From business to bureaucracy
When businessman Alec van Zuiden decided to try out municipal politics, he jumped in feet first, running for the position of mayor of the village of Ayer’s Cliff in the 2009 elections. “Some people were asking me to think about running.
I finally said yes so they would stop bothering me!” joked Mr. van Zuiden who admitted that he was a little surprised when he won.
“I’m not a politician,” said the mayor who was a director of the Ayer’s Cliff company Wulftec International for several years and is now the president and CEO of Mesotec Sherbrooke Inc., an original equipment manufacturer for the aerospace industry. “Now I’m caught up in this concept of democracy. I can have vision and I can lead the team, but I can’t make decisions alone; it’s a forced marriage. But we’ve all learnt to get along and the first year has been good.”
The van Zuidens moved to Ayer’s Cliff from Stanstead about seven years ago, while Mr. van Zuiden was still involved with Wulftec International. Besides being particularly fond of the village of Ayer’s Cliff, with six children at home, the van Zuidens wanted to reduce commuting time.
Asked to describe his first year in office, the mayor answered: “Exhilarating! There have been all kinds of things to learn. It’s also been surprising. When I go into a board meeting I have an agenda; a town council meeting is a little different. But we’ve determined a protocol. Now the ques- tions come up before the meeting and we don’t mind if citizens interject during the meeting, as long as they don’t try to railroad the discussion. It’s a question of respecting the citizens and the citizens respecting us.”
The potable water file, which had been going on for about nine years, was resolved in 2010. “Bringing the water project to a conclusion was a little ‘rock ‘n roll’. I had to use my emergency powers to finalize the project. There were last minute challenges,” said Mr. van Zuiden. “The budget was an interesting exercise the first year.
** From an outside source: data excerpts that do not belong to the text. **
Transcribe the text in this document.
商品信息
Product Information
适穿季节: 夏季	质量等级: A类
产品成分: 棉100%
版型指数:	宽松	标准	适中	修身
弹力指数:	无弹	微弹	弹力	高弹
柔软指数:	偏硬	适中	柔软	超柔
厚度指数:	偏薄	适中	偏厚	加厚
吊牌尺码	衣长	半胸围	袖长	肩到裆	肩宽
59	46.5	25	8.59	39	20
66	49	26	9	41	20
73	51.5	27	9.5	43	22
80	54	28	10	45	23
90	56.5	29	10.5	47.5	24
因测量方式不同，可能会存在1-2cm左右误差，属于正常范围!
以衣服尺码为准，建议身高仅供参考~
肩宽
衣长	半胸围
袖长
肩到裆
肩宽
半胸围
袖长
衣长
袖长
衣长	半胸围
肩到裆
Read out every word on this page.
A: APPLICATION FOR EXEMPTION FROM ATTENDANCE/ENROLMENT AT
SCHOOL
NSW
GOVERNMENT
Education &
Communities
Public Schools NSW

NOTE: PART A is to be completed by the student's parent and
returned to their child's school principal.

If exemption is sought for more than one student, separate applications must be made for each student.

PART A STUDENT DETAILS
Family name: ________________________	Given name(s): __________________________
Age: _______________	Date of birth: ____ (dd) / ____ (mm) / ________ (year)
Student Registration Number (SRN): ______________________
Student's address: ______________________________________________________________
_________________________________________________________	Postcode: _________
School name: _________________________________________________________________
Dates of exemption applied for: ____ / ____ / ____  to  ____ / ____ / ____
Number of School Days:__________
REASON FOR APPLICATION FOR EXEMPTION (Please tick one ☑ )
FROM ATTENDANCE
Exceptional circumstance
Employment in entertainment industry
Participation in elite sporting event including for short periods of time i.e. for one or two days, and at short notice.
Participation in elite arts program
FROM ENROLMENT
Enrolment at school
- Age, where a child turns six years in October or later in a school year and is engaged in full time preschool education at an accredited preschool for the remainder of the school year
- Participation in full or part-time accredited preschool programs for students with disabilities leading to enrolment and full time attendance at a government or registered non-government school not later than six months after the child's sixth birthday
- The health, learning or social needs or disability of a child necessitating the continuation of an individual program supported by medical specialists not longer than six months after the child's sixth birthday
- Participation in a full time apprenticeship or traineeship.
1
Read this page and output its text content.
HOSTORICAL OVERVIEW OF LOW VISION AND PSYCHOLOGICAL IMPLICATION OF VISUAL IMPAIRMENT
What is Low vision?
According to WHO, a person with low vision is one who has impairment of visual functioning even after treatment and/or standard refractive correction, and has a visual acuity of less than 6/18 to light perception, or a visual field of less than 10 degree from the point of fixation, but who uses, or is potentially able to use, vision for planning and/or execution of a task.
This year we have a minor decrease in taxes and we’re still getting things done,” he added.
The mayor also spoke about the new project to build condominiums: “What I appreciated was the exercise. Council approved a plan, the plan was then challenged by some citi- zens, it went to a referendum and was approved. And we were able to add new environmental conditions that the developer agreed to.” The project has gone from one of twenty individual residences to roughly the same number of condominiums, a change that is expected to lessen the environmental impact of the development.
During the last year, the Ayer’s Cliff Fire Department has also taken on a new role, becoming associated with the village of Hatley. “Councillors André Martel and Pat Proulx took care of that file. It will be a good thing for 2011,” said the mayor.
Also coming up in 2011 are the changes to Tyler Park which the mayor spoke about enthusiastically: “There will be all kinds of new things at the park: a new skating rink; a water park; a basketball court; and a new building.”
Ayer’s Cliff’s businessoriented mayor has “no regrets” about jumping into municipal politics and was appreciative of the other members of the council. “They put a lot of effort and work into their dossiers and it can be hard to find the time. These are practically volunteer positions. Hats off to the other councillors – c’est pas évident!”
The mayor concluded the interview with this message: “The success of our community is predicated upon community involvement. It’s directly proportional to the involvement of citizens in projects and events like the annual Armistice Day service. Now we close the streets down for that and more people take part. Most events rely on the involvement of volunteers who can make or break a community. Become involved!”
Businessman Alec van Zuiden, mayor of the village of Ayer’s Cliff, brings his results-oriented approach to public office.